HomeNewsAI-assisted writing is booming in academic journals. Here's why that's okay

AI-assisted writing is booming in academic journals. Here's why that's okay

If you search Google Scholar for the term “as an AI language model”, you can see quite a lot of AI research literature and likewise some fairly suspicious results. For example one Paper as regards to agricultural technology says:

Obvious gaffes like this aren't the one signs that researchers are increasingly turning to generative AI tools to write down their research. A Recent study examined the frequency of certain words in academic writing (e.g., “commendable,” “meticulous,” and “complicated”) and located that they became much more common after the introduction of ChatGPT – a lot in order that 1% of all journal articles published in 2023 could have contained AI-generated text.

(Why do AI models overuse these words? There is speculation This is because they’re more common in English than in Nigeria, where key elements of model training are common.)

The aforementioned study also examines preliminary data from 2024 that implies AI writing assistance is becoming increasingly common. Is this a crisis for contemporary science or a boon for tutorial productivity?

Who must be credited with AI writing?

Many individuals are concerned concerning the use of AI in scientific work. In fact, the practice has been described as “contaminating“scientific literature.

Some argue that using AI output amounts to plagiarism. If your ideas have been copied from ChatGPT, it's questionable whether you actually deserve credit for them.

However, there are essential differences between “plagiarizing” texts written by humans and texts written by AI. Those who plagiarize people's work get credit for ideas that ought to have gone to the unique writer.

In contrast, it’s questionable whether AI systems like ChatGPT can contribute ideas, let alone deserve recognition for them. An AI tool is more like your phone's autocomplete feature than a human researcher.

The query of bias

Another concern is that the AI ​​results could possibly be biased in ways that might intrude on the scientific record.
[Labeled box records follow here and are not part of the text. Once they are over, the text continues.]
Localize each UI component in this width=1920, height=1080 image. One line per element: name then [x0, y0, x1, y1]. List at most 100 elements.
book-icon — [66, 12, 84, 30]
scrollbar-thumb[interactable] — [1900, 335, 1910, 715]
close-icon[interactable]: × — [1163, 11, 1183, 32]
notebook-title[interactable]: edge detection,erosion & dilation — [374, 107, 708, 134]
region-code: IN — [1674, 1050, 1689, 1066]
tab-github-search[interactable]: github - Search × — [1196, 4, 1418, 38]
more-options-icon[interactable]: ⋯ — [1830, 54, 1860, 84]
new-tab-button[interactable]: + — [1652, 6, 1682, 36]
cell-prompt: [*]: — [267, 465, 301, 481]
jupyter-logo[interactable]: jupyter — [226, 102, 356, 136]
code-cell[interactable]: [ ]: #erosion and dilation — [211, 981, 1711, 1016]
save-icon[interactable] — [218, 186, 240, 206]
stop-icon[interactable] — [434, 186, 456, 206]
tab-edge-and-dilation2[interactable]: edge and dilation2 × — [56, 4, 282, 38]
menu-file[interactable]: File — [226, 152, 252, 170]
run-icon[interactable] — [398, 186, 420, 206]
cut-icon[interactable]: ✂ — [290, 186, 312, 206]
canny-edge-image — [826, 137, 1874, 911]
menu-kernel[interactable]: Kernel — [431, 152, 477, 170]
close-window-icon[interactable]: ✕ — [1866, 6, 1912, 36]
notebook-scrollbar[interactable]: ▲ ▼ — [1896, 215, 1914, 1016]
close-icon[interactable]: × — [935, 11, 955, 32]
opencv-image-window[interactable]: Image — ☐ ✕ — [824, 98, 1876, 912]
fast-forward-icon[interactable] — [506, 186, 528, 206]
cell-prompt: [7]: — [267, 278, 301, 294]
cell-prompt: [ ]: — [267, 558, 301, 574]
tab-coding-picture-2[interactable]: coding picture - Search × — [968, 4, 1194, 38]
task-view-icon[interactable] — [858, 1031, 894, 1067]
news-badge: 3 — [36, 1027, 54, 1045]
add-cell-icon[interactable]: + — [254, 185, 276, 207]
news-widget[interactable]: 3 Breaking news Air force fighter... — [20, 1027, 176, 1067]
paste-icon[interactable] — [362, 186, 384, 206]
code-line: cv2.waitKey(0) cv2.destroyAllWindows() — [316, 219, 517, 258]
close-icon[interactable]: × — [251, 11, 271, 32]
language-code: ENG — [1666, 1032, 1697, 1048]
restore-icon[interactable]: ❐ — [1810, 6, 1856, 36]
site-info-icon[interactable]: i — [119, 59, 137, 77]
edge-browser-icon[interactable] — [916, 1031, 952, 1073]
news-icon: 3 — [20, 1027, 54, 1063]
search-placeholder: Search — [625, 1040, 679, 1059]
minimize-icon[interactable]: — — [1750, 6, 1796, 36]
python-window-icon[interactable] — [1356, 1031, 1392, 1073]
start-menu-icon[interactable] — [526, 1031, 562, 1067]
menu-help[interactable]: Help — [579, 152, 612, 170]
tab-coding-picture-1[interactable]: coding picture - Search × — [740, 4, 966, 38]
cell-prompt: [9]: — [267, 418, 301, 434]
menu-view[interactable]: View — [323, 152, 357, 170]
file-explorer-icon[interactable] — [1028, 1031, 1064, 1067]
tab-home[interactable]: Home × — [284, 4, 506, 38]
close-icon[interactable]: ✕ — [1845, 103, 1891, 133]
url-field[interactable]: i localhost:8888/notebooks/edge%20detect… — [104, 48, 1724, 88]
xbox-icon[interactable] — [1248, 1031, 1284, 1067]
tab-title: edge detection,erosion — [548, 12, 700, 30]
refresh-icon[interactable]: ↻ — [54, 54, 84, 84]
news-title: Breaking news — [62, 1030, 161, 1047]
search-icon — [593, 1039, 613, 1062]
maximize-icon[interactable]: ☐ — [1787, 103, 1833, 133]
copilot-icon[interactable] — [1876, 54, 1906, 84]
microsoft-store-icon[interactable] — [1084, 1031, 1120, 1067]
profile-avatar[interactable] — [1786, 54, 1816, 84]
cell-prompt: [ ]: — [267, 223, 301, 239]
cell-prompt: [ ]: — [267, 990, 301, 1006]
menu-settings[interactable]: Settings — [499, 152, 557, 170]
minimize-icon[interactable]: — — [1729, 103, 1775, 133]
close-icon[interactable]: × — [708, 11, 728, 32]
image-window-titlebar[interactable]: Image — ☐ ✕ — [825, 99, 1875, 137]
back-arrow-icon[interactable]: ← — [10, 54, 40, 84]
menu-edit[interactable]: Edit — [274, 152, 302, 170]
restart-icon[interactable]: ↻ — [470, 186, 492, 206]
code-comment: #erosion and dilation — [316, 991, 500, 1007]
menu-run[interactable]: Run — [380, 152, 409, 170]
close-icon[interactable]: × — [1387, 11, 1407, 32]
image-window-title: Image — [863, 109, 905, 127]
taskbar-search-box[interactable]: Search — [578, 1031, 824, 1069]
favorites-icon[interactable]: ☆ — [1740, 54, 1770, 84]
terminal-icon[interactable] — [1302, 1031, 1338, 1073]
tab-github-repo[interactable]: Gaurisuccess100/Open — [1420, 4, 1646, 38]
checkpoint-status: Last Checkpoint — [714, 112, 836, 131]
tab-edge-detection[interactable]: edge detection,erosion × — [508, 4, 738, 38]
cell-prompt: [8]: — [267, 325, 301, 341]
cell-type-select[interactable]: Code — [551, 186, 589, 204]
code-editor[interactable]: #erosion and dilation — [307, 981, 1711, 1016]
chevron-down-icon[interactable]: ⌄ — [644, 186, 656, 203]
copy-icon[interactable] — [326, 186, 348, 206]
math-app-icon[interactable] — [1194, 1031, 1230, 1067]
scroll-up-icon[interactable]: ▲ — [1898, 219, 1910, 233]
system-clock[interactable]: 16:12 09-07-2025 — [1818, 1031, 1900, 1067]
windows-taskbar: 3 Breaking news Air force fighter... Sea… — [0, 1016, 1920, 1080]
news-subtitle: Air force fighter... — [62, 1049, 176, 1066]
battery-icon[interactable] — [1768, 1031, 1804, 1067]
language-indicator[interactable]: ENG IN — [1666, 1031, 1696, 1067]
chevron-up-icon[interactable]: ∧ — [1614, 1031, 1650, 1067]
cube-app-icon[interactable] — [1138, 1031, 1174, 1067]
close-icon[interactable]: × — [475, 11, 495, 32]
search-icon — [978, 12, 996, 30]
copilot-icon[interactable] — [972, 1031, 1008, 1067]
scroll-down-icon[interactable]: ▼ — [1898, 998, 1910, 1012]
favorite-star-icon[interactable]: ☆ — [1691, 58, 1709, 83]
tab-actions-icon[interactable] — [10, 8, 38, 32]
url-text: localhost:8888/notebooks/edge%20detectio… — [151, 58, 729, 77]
Notoriously older language models tended to display People who’re female, black and/or gay are treated in significantly unfavorable ways in comparison with people who find themselves male, white and/or heterosexual.

This kind of bias is less pronounced in the present version of ChatGPT.

However, other studies got here to a unique conclusion Art from Bias in ChatGPT and other major language models: a bent to reflect a left-liberal political ideology.

Such bias could subtly distort the scientific work produced using these tools.

The hallucination problem

The biggest concern concerns a well known limitation of generative AI systems: that they often make serious errors.

For example, after I asked ChatGPT-4 to generate an ASCII image of a mushroom, I got the next output.

   /___^ |     .--.
       ) |    /    
      / |   |      |
     |   `-._    /

Then it confidently told me that I could use this image of a “mushroom” for my very own purposes.

Such high-spirited errors have been called “AI hallucinations” and “AI hallucinations.”AI bullshit“. While it's easy to see that the ASCII image above doesn't appear to be a mushroom in any respect (but more like a snail), it might be much harder to identify any mistakes ChatGPT makes in the method Overview of scientific literature or describe the state of a philosophical debate.

Unlike (most) people, AI systems fundamentally don’t care concerning the truth of their statements. If used carelessly, their hallucinations could distort the scientific record.

Should texts created by AI be banned?

One response to the rise of text generators has been to ban them altogether. For example, Science – one of the vital influential scientific journals on the earth – prohibits it any use of AI-generated text.

I see two problems with this approach.

The first problem is practical: current tools for recognizing AI-generated text are extremely unreliable. This includes the detector created by ChatGPT's own developers taken offline after discovering that the accuracy rate was only 26% (and a 9% false positive rate). People too make mistakes when assessing whether something was written by AI.

It can also be possible to bypass AI text detectors. Online communities are actively explore tips on how to prompt ChatGPT in a way that enables the user to avoid detection. Human users may also superficially rewrite AI output, effectively eliminating AI's traces (e.g., excessive use of the words “commendable,” “careful,” and “complicated”).

The second problem is that a complete ban on generative AI will prevent us from reaping the advantages of those technologies. Generative AI may be used well increase academic productivity by optimizing the writing process. In this manner, it could help expand human knowledge. Ideally, we should always attempt to benefit from these advantages while avoiding the issues.

The problem is poor quality control, not AI

The most major problem with AI is the chance of introducing unnoticed errors that result in sloppy scientific work. Instead of banning AI, we should always attempt to be certain that false, implausible or biased claims don’t enter the educational record.

After all, people may also write texts with serious errors and mechanisms reminiscent of peer review often fail to stop its publication.

We must improve at ensuring that scientific papers are free of great errors, whether those errors are brought on by careless use of AI or sloppy human science. Not only is that this easier to attain than monitoring AI use, it can also improve the standards of educational research overall.

This could be (as ChatGPT would say) a laudable and intensely complex solution.